A obra de Gilberto Freyre na ótica de outros autores
Sobre o cenário étnico e racial na obra, deparamo-nos com fortes antagonismos e paradoxos em
relação ao escravismo que se expressam de modo
ambíguo, com o famoso “Paraíso tropical” [1] retratando o mito do “bom senhor” e demonstrando uma
realidade escravocrata como um simples episódio
sem importância ou sem a capacidade de desfazer a
harmonia entre explorados e exploradores, compondo uma denuncia do inferno tropical vivenciado pelos
escravos no Brasil.
Dentro do âmbito que tenta perceber a natureza da miscigenação brasileira e sua singularidade
nas relações raciais, os autores que compõem esta
analise parecem adotar uma postura comparativa
entre a sociedade brasileira e a estado-unidense.
Surgem parâmetros como semelhanças e diferenças
como a implantação do sistema escravocrata, extinção do sistema escravocrata, graus de miscigenação
e efeitos sociais, sociedade multirracial ou birracial e
mecanismos legais e informais de discriminação racial.
Essa construção de um arquétipo intelectual
da análise racial contribuiu para constituição de alguns grupos de autores. Os marxistas por exemplo,
preocupados com as relações sociais de exploração
e com a ideia de miscigenação, deram assim uma
nova roupagem a obra Casa-Grande & Senzala e
passaram a enxerga-la como mecanismo de um processo, a qual teria como fim a “democracia racial”. E
dessa expressão a justificativa e construção de um
intercurso étnico harmonioso no Brasil lhe dando
uma propagação internacional de laboratório da tolerância racial no mundo [2]. Passado algum tempo da
morte de Gilberto Freyre e do fim da ditadura militar,
foi posta uma análise mais equilibrada de sua obra e
menos pautada entre explorados e exploradores.
Há inúmeros elementos que merecem ser
ressaltados na sua maestria analítica, assim como
dito por Florestan Fernandes e Jacob Gorender, há
méritos na obra de Freyre que não esta democracia
racial, mas a denúncia do cativeiro e do caráter mercantil e violento que os escravos viveram no Brasil.

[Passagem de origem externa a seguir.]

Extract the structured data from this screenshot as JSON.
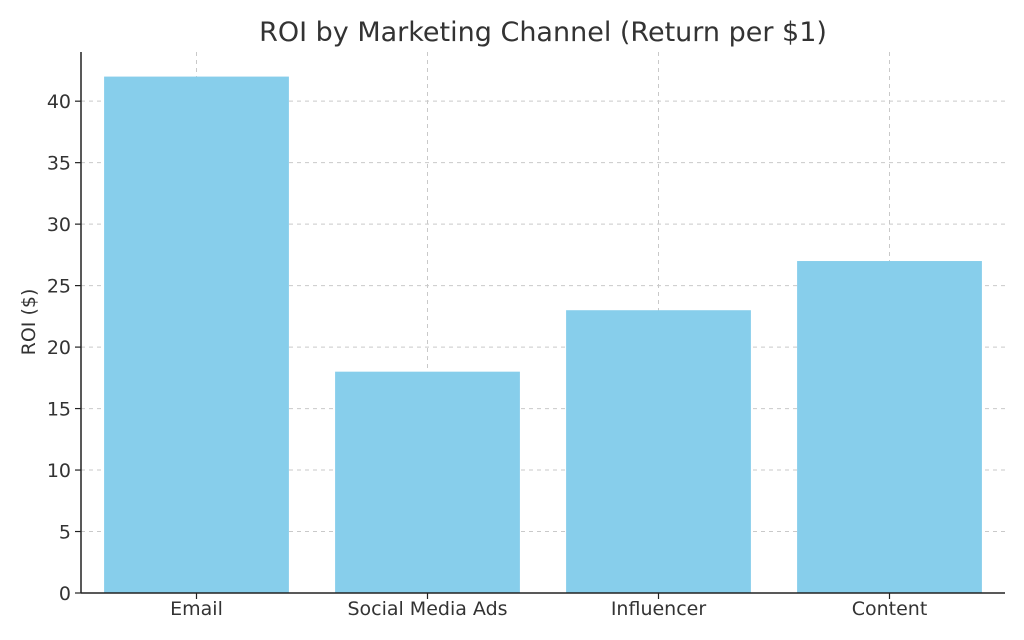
{
  "chart_data": {
    "type": "bar",
    "title": "ROI by Marketing Channel (Return per $1)",
    "xlabel": "",
    "ylabel": "ROI ($)",
    "categories": [
      "Email",
      "Social Media Ads",
      "Influencer",
      "Content"
    ],
    "values": [
      42,
      18,
      23,
      27
    ],
    "ylim": [
      0,
      44
    ],
    "yticks": [
      0,
      5,
      10,
      15,
      20,
      25,
      30,
      35,
      40
    ],
    "ytick_labels": [
      "0",
      "5",
      "10",
      "15",
      "20",
      "25",
      "30",
      "35",
      "40"
    ],
    "grid": true,
    "bar_color": "#87ceeb"
  }
}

Martiniano J. Silva, outro marxista, escreveu
que a miscigenação é valida como processo de enriquecimento racial e cultural, mas somente se ocorrer
de forma livre e democrática, o que afirma nunca ter
ocorrido no Brasil, onde não houve união natural entre os povos e sim a violação da dignidade moral e
sexual da mulher negra, com uniões a força e que
resultaram em crianças sem pais e que já nasciam
como escravas [3].
Entre os culturalistas há duas visões a respeito da miscigenação a época da obra de Freyre: a
visão poligenista, que defendia a origem da ração
humana baseada em diferentes linhagens, o que
confabula com a ideia das três raças diferentes e
opostas, e a visão monogenista que traz a ideia que
a raça humana veio de uma única linhagem. No entanto, ele traz uma solução original às duas concepções culturalistas, na qual consegue dissociar a raça
da cultura e sua renovação com a interação com o
meio. Esse novo enquadramento, não elimina a violência da miscigenação no Brasil, mas imprimi uma
logica que elogia a adaptação. Trabalha o luxo do
antagonismo, a viabilidade da heterogeneidade, e ao
invés de concatenar as análises das mazelas do país
com uma proposição biológica, inverte seu sentido
com uma de caráter histórico cultural. Dessa forma
Freyre trabalha a ideia de que o Brasil não é mestiço
por estar sujeito a uma real miscigenação biológica,
e sim, porque é fruto de uma cultura mestiça. O sistema cultural se manifesta misturando instituições
que antes estavam separadas, e aqui o mestiço tem
um valor social positivo, uma eugenia contrária.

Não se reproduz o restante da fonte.